À l’échelle mondiale, la croissance économique devrait ralentir à 2,9 % en 2026, après 3,2 % en 2025, en raison d’une montée des tendances protectionnistes et des tensions géopolitiques, tandis que la croissance du commerce mondial resterait stable à 2,5 %.
Dans les secteurs nationaux, le secteur agricole devrait croître de 10,4 %, soutenu par une amélioration de la couverture végétale, la reprise des activités d’élevage et l’avancement du programme de restructuration du cheptel national, tandis que le secteur de la pêche devrait connaître une légère amélioration.

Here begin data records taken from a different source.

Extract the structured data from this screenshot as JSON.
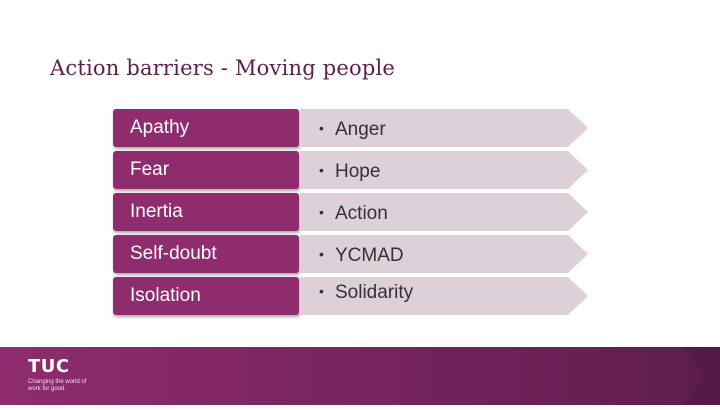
{
  "slide": {
    "title": "Action barriers - Moving people",
    "rows": [
      {
        "barrier": "Apathy",
        "response": "Anger"
      },
      {
        "barrier": "Fear",
        "response": "Hope"
      },
      {
        "barrier": "Inertia",
        "response": "Action"
      },
      {
        "barrier": "Self-doubt",
        "response": "YCMAD"
      },
      {
        "barrier": "Isolation",
        "response": "Solidarity"
      }
    ],
    "bullet": "•"
  },
  "footer": {
    "logo_text": "TUC",
    "tagline": "Changing the world of work for good."
  },
  "colors": {
    "accent": "#8e2c6e",
    "arrow_fill": "#ddd0d9",
    "footer_dark": "#5e1c4e",
    "title": "#5a1f4e"
  }
}
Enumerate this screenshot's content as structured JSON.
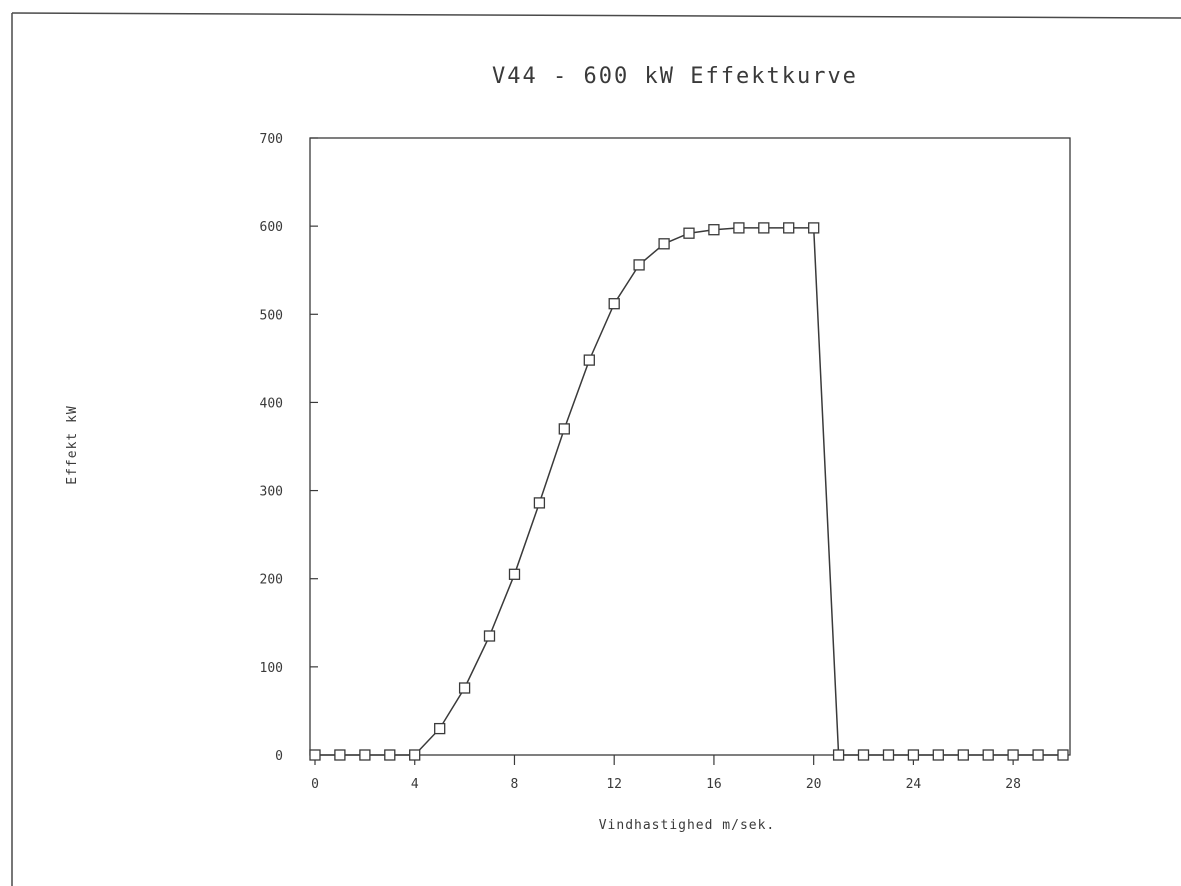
{
  "chart_data": {
    "type": "line",
    "title": "V44 - 600 kW Effektkurve",
    "xlabel": "Vindhastighed m/sek.",
    "ylabel": "Effekt kW",
    "xlim": [
      0,
      30
    ],
    "ylim": [
      0,
      700
    ],
    "x_ticks": [
      0,
      4,
      8,
      12,
      16,
      20,
      24,
      28
    ],
    "y_ticks": [
      0,
      100,
      200,
      300,
      400,
      500,
      600,
      700
    ],
    "grid": false,
    "legend": "none",
    "marker": "square",
    "line_color": "#3a3a3a",
    "series": [
      {
        "x": [
          0,
          1,
          2,
          3,
          4,
          5,
          6,
          7,
          8,
          9,
          10,
          11,
          12,
          13,
          14,
          15,
          16,
          17,
          18,
          19,
          20,
          21,
          22,
          23,
          24,
          25,
          26,
          27,
          28,
          29,
          30
        ],
        "values": [
          0,
          0,
          0,
          0,
          0,
          30,
          76,
          135,
          205,
          286,
          370,
          448,
          512,
          556,
          580,
          592,
          596,
          598,
          598,
          598,
          598,
          0,
          0,
          0,
          0,
          0,
          0,
          0,
          0,
          0,
          0
        ]
      }
    ]
  }
}
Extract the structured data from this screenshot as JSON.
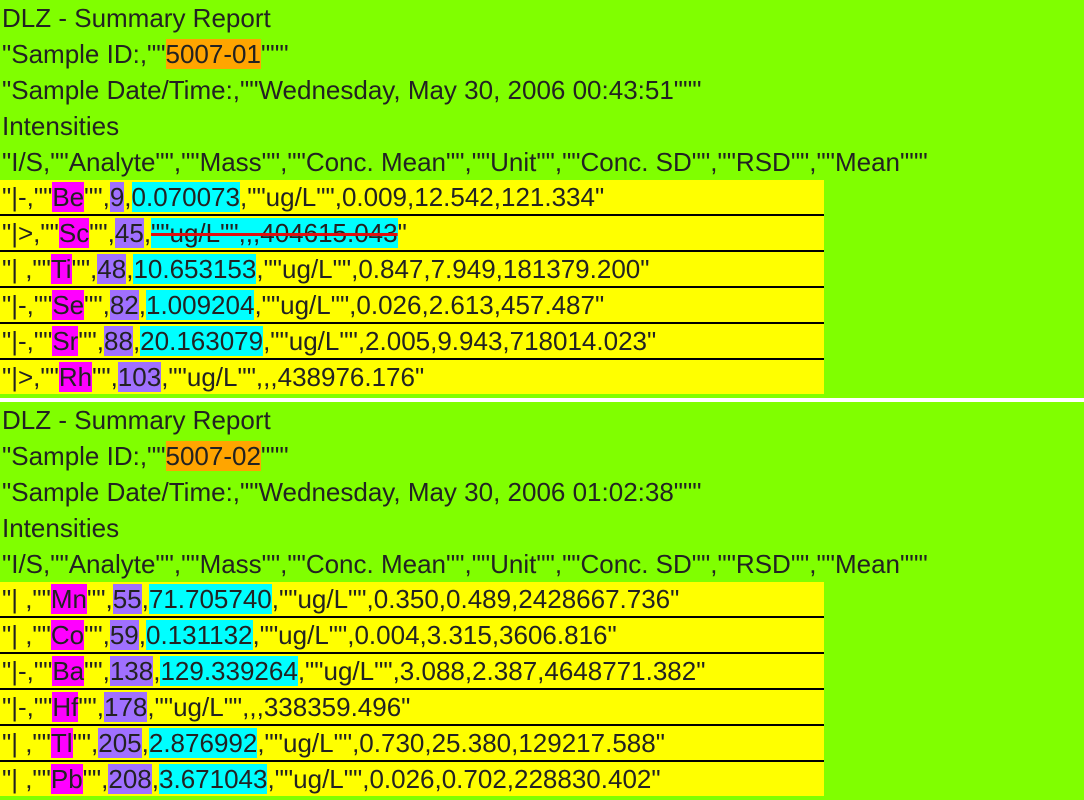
{
  "colors": {
    "background": "#80ff00",
    "row_background": "#ffff00",
    "sample_id_highlight": "#ffa500",
    "analyte_highlight": "#ff00ff",
    "mass_highlight": "#a070ff",
    "conc_highlight": "#00ffff",
    "strike_color": "#e01010"
  },
  "reports": [
    {
      "title": "DLZ - Summary Report",
      "sample_id_prefix": "\"Sample ID:,\"\"",
      "sample_id": "5007-01",
      "sample_id_suffix": "\"\"\"",
      "date_line": "\"Sample Date/Time:,\"\"Wednesday, May 30, 2006 00:43:51\"\"\"",
      "section": "Intensities",
      "header": "\"I/S,\"\"Analyte\"\",\"\"Mass\"\",\"\"Conc. Mean\"\",\"\"Unit\"\",\"\"Conc. SD\"\",\"\"RSD\"\",\"\"Mean\"\"\"",
      "rows": [
        {
          "p1": "\"|-,\"\"",
          "analyte": "Be",
          "p2": "\"\",",
          "mass": "9",
          "p3": ",",
          "conc": "0.070073",
          "rest": ",\"\"ug/L\"\",0.009,12.542,121.334\""
        },
        {
          "p1": "\"|>,\"\"",
          "analyte": "Sc",
          "p2": "\"\",",
          "mass": "45",
          "p3": ",",
          "conc": "",
          "rest": "\"\"ug/L\"\",,,404615.043",
          "struck": true,
          "tail": "\""
        },
        {
          "p1": "\"| ,\"\"",
          "analyte": "Ti",
          "p2": "\"\",",
          "mass": "48",
          "p3": ",",
          "conc": "10.653153",
          "rest": ",\"\"ug/L\"\",0.847,7.949,181379.200\""
        },
        {
          "p1": "\"|-,\"\"",
          "analyte": "Se",
          "p2": "\"\",",
          "mass": "82",
          "p3": ",",
          "conc": "1.009204",
          "rest": ",\"\"ug/L\"\",0.026,2.613,457.487\""
        },
        {
          "p1": "\"|-,\"\"",
          "analyte": "Sr",
          "p2": "\"\",",
          "mass": "88",
          "p3": ",",
          "conc": "20.163079",
          "rest": ",\"\"ug/L\"\",2.005,9.943,718014.023\""
        },
        {
          "p1": "\"|>,\"\"",
          "analyte": "Rh",
          "p2": "\"\",",
          "mass": "103",
          "p3": ",",
          "conc": "",
          "rest": ",\"\"ug/L\"\",,,438976.176\""
        }
      ]
    },
    {
      "title": "DLZ - Summary Report",
      "sample_id_prefix": "\"Sample ID:,\"\"",
      "sample_id": "5007-02",
      "sample_id_suffix": "\"\"\"",
      "date_line": "\"Sample Date/Time:,\"\"Wednesday, May 30, 2006 01:02:38\"\"\"",
      "section": "Intensities",
      "header": "\"I/S,\"\"Analyte\"\",\"\"Mass\"\",\"\"Conc. Mean\"\",\"\"Unit\"\",\"\"Conc. SD\"\",\"\"RSD\"\",\"\"Mean\"\"\"",
      "rows": [
        {
          "p1": "\"| ,\"\"",
          "analyte": "Mn",
          "p2": "\"\",",
          "mass": "55",
          "p3": ",",
          "conc": "71.705740",
          "rest": ",\"\"ug/L\"\",0.350,0.489,2428667.736\""
        },
        {
          "p1": "\"| ,\"\"",
          "analyte": "Co",
          "p2": "\"\",",
          "mass": "59",
          "p3": ",",
          "conc": "0.131132",
          "rest": ",\"\"ug/L\"\",0.004,3.315,3606.816\""
        },
        {
          "p1": "\"|-,\"\"",
          "analyte": "Ba",
          "p2": "\"\",",
          "mass": "138",
          "p3": ",",
          "conc": "129.339264",
          "rest": ",\"\"ug/L\"\",3.088,2.387,4648771.382\""
        },
        {
          "p1": "\"|-,\"\"",
          "analyte": "Hf",
          "p2": "\"\",",
          "mass": "178",
          "p3": ",",
          "conc": "",
          "rest": ",\"\"ug/L\"\",,,338359.496\""
        },
        {
          "p1": "\"| ,\"\"",
          "analyte": "Tl",
          "p2": "\"\",",
          "mass": "205",
          "p3": ",",
          "conc": "2.876992",
          "rest": ",\"\"ug/L\"\",0.730,25.380,129217.588\""
        },
        {
          "p1": "\"| ,\"\"",
          "analyte": "Pb",
          "p2": "\"\",",
          "mass": "208",
          "p3": ",",
          "conc": "3.671043",
          "rest": ",\"\"ug/L\"\",0.026,0.702,228830.402\""
        }
      ]
    }
  ]
}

Le secteur secondaire continuera de performer positivement avec une croissance de 4,2 %, soutenue par l’industrie manufacturière et le secteur de la construction, tandis que le secteur tertiaire maintiendra une croissance de 4,3 %, avec une contribution forte des secteurs du commerce, des transports et des services touristiques.
Il est prévu que la demande intérieure reste le principal moteur de la croissance, avec une augmentation de la consommation des ménages de 4,1 % et une poursuite de la croissance des investissements globaux de 8,7 %, soutenus par la mise en œuvre de grands projets et l’activation du nouveau pacte d’investissement.
En revanche, le déficit commercial devrait atteindre 21,1 % du PIB, malgré une amélioration des exportations, tandis que le déficit du compte courant devrait baisser à 1,9 %.
Sur le plan des finances publiques, les recettes ordinaires continueront leur tendance à la hausse, tandis que la diminution des dépenses de compensation et la réduction du déficit contribueront à stabiliser le taux d’endettement public autour de 77,5 % du PIB.
En somme, la prévision budgétaire met en évidence que ces perspectives positives dépendent d’un maintien du contrôle des équilibres macroéconomiques, du renforcement de l’investissement productif, et de la poursuite des réformes structurelles, dans un environnement international marqué par des risques.